Unfortunately as the play moves into discussing forced displacement this insightful perceptiveness dwindles. Feel Me is a self-proclaimed ‘interrogation of empathy’ but instead felt more declarative, perhaps better suited to younger school children newly encountering the concepts of empathy and refugees, instead of the recommended audience of 13+. Tracking the audience’s empathetic development by asking how connected we felt to forced displacement at the beginning and end of the play is, in theory, an innovative idea. However, in practice, embodying refugees in a collective, faceless, mostly wordless way didn’t do much work to connect the audience to the horrific process of forced displacement in any kind of personal way. It felt overly sanitised, with no real acknowledgment of the current atrocities forcing people from their homes or even mention of the word refugee, just the intellectualised, impersonal term ‘forced displacement’. Feel Me grounds their abstract storytelling with a few statistics, and whilst this would be a great educational tool for schools, it didn’t feel strong enough for an older audience.

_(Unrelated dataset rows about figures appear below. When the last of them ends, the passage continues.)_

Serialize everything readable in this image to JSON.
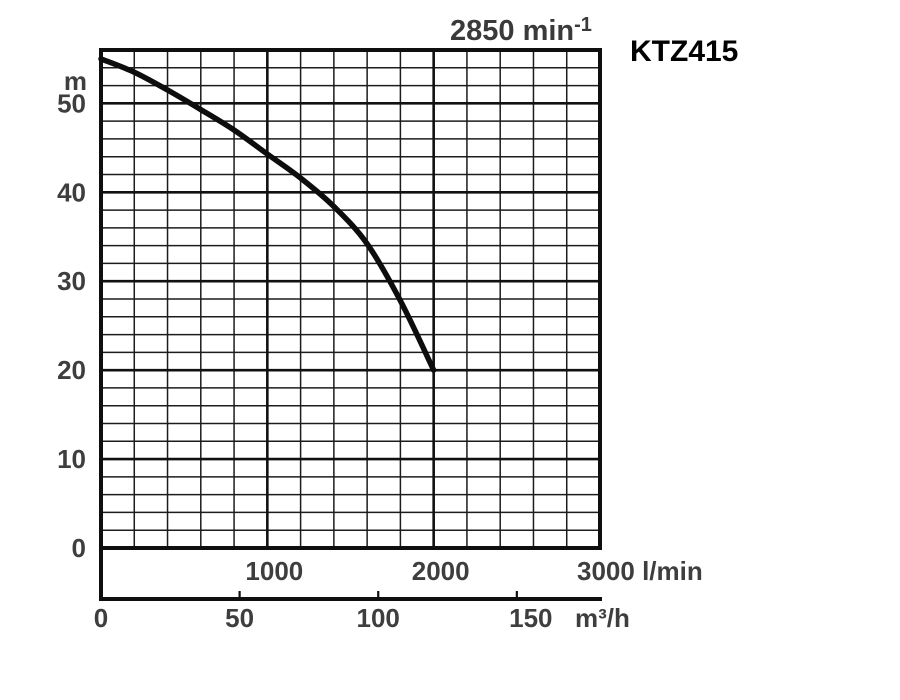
{
  "title": {
    "rpm_text": "2850 min",
    "rpm_sup": "-1",
    "model": "KTZ415"
  },
  "colors": {
    "curve": "#0d0d0d",
    "grid_minor": "#1c1c1c",
    "grid_major": "#111111",
    "border": "#0f0f0f",
    "label": "#3e3e3e"
  },
  "chart_data": {
    "type": "line",
    "title": "2850 min⁻¹",
    "model": "KTZ415",
    "y_unit": "m",
    "x_unit_primary": "l/min",
    "x_unit_secondary": "m³/h",
    "x_axis_lmin": {
      "min": 0,
      "max": 3000,
      "minor_step": 200,
      "major_step": 1000,
      "tick_labels": [
        "1000",
        "2000",
        "3000"
      ]
    },
    "x_axis_m3h": {
      "min": 0,
      "max": 150,
      "tick_step": 50,
      "tick_labels": [
        "0",
        "50",
        "100",
        "150"
      ]
    },
    "y_axis_m": {
      "min": 0,
      "max": 56,
      "minor_step": 2,
      "major_step": 10,
      "tick_labels": [
        "50",
        "40",
        "30",
        "20",
        "10",
        "0"
      ]
    },
    "grid": true,
    "legend": false,
    "series": [
      {
        "name": "head-vs-flow",
        "x_lmin": [
          0,
          200,
          400,
          600,
          800,
          1000,
          1200,
          1400,
          1600,
          1800,
          2000
        ],
        "y_m": [
          55.0,
          53.5,
          51.5,
          49.3,
          47.0,
          44.3,
          41.6,
          38.4,
          34.2,
          27.8,
          20.0
        ]
      }
    ]
  }
}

At times, Feel Me veers into tonally deaf territory, with an uncomfortable combination of video game esque elements within the acted-out process of forced displacement. The audience votes on what shoes the actors wear as they become refugees and, as the play progresses, the characters march and jump on beat to change the background scenery, mimicking the journey from escaping their homes. It was very reminiscent of a video game loading screen and whilst this could be a strategy of engaging a young child with a serious subject matter, it felt in poor taste and out of touch. 

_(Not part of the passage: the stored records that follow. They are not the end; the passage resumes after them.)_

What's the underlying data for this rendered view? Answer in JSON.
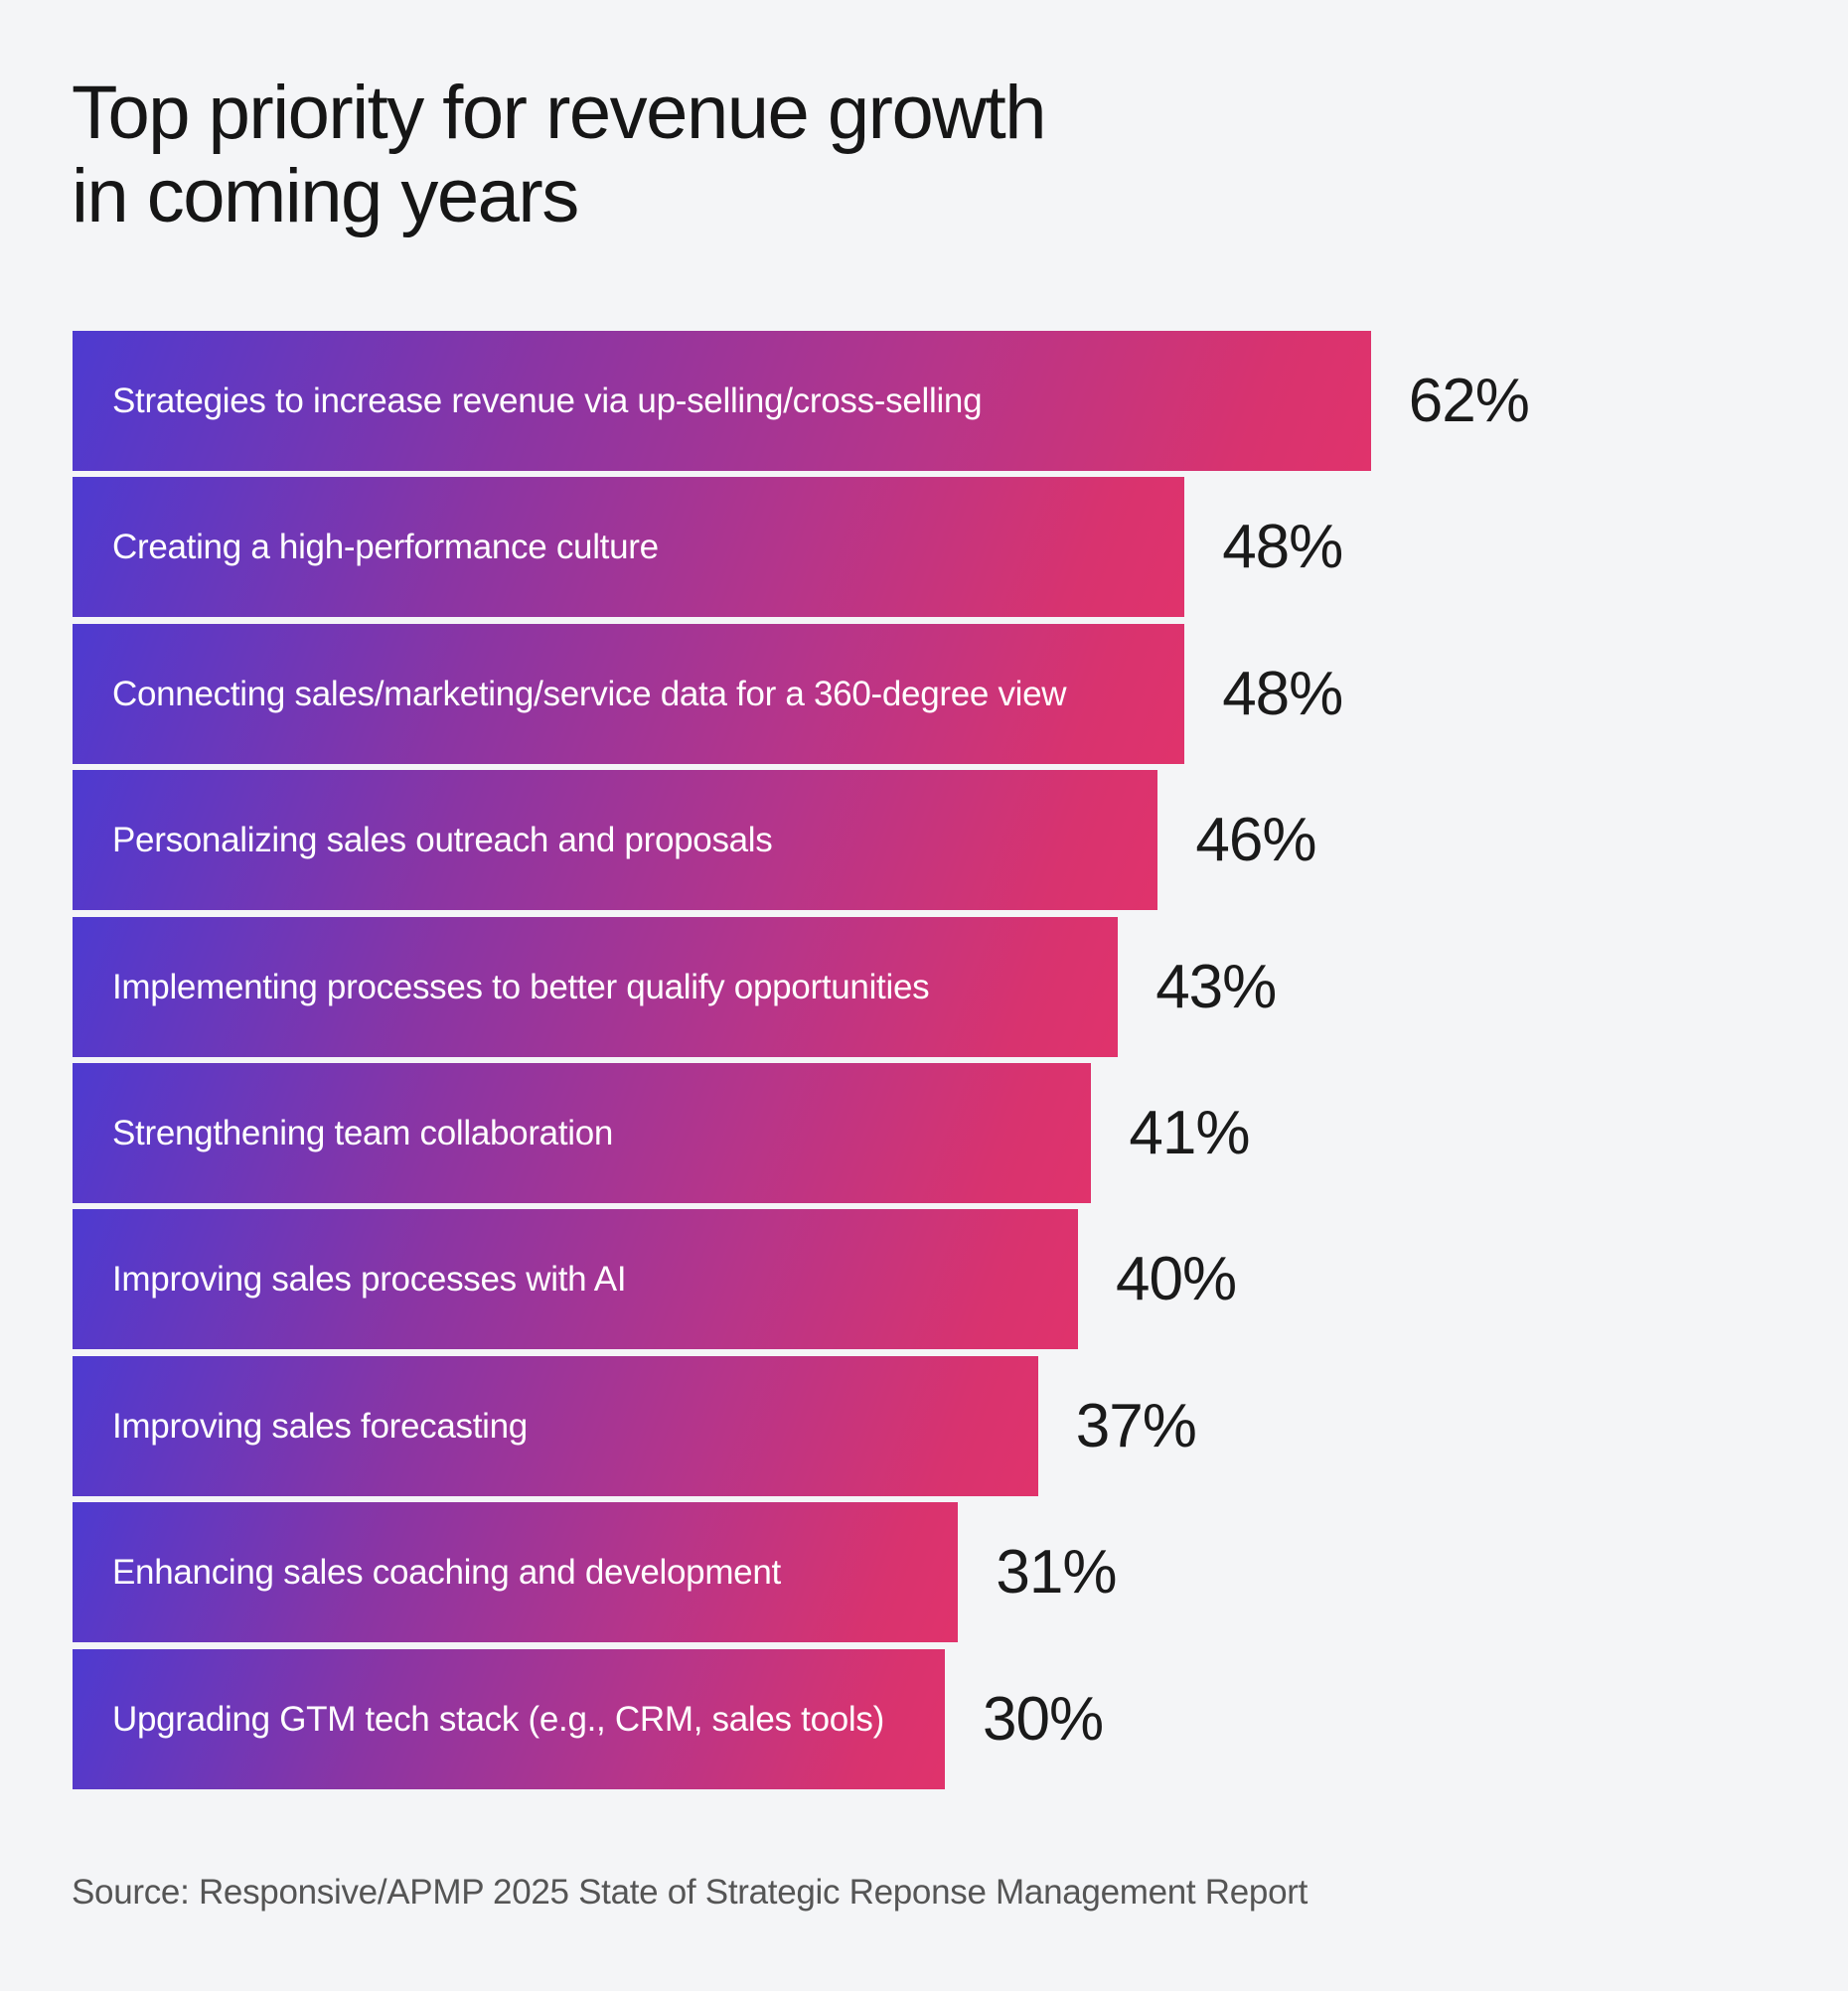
{
  "chart_data": {
    "type": "bar",
    "orientation": "horizontal",
    "title": "Top priority for revenue growth in coming years",
    "categories": [
      "Strategies to increase revenue via up-selling/cross-selling",
      "Creating a high-performance culture",
      "Connecting sales/marketing/service data for a 360-degree view",
      "Personalizing sales outreach and proposals",
      "Implementing processes to better qualify opportunities",
      "Strengthening team collaboration",
      "Improving sales processes with AI",
      "Improving sales forecasting",
      "Enhancing sales coaching and development",
      "Upgrading GTM tech stack (e.g., CRM, sales tools)"
    ],
    "values": [
      62,
      48,
      48,
      46,
      43,
      41,
      40,
      37,
      31,
      30
    ],
    "value_suffix": "%",
    "grid": false,
    "colors": {
      "gradient_start": "#4d3ad0",
      "gradient_end": "#e0336c",
      "background": "#f4f5f7"
    },
    "source": "Source: Responsive/APMP 2025 State of Strategic Reponse Management Report"
  }
}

There were many moments were the tone and artistic intent were difficult to read, in particular a strange analogy that seemed to be depicting forced displacement through a dancing toothbrush, string, a house of books and raining jigsaw pieces. Whilst it may not have been the intention, this scene provoked peals of laughter from the majority white audience which felt very dystopian considering the reality of  over a hundred million people forced to flee their homes each year. Fleshing out more ambiguous moments like this would definitely strengthen the play, and prevent the uneasy feeling I felt upon leaving the theatre.

The play is as its strongest in its moments of humorous satire. It pokes fun at the right-wing media’s ridiculous and blatantly untrue stories written to demonise refugees and they effectively use comedy to encourage the audience to question the agendas being pushed in the narratives presented by mainstream media. They touch on important points, like the impossible and unfair nature of the immigration system but then completely abandon it in a flurry of erratic movement sequences that undermine the potency of the political statement they could have made.

Ultimately, Feel Me, would benefit from stronger storytelling if its intended audience are people who have even a rudimentary awareness of empathy or forced displacement. Apart from statistics, the atrocities of forced displacement are skirted around, lost in a blur of white privilege as the audience dresses up and chooses the narrative of the nameless, collective refugee that actually has no bearing on how the play unfolds.  I think further grounding the play in reality would do their innovative, multimedia approach justice and create a much more impactful piece of theatre.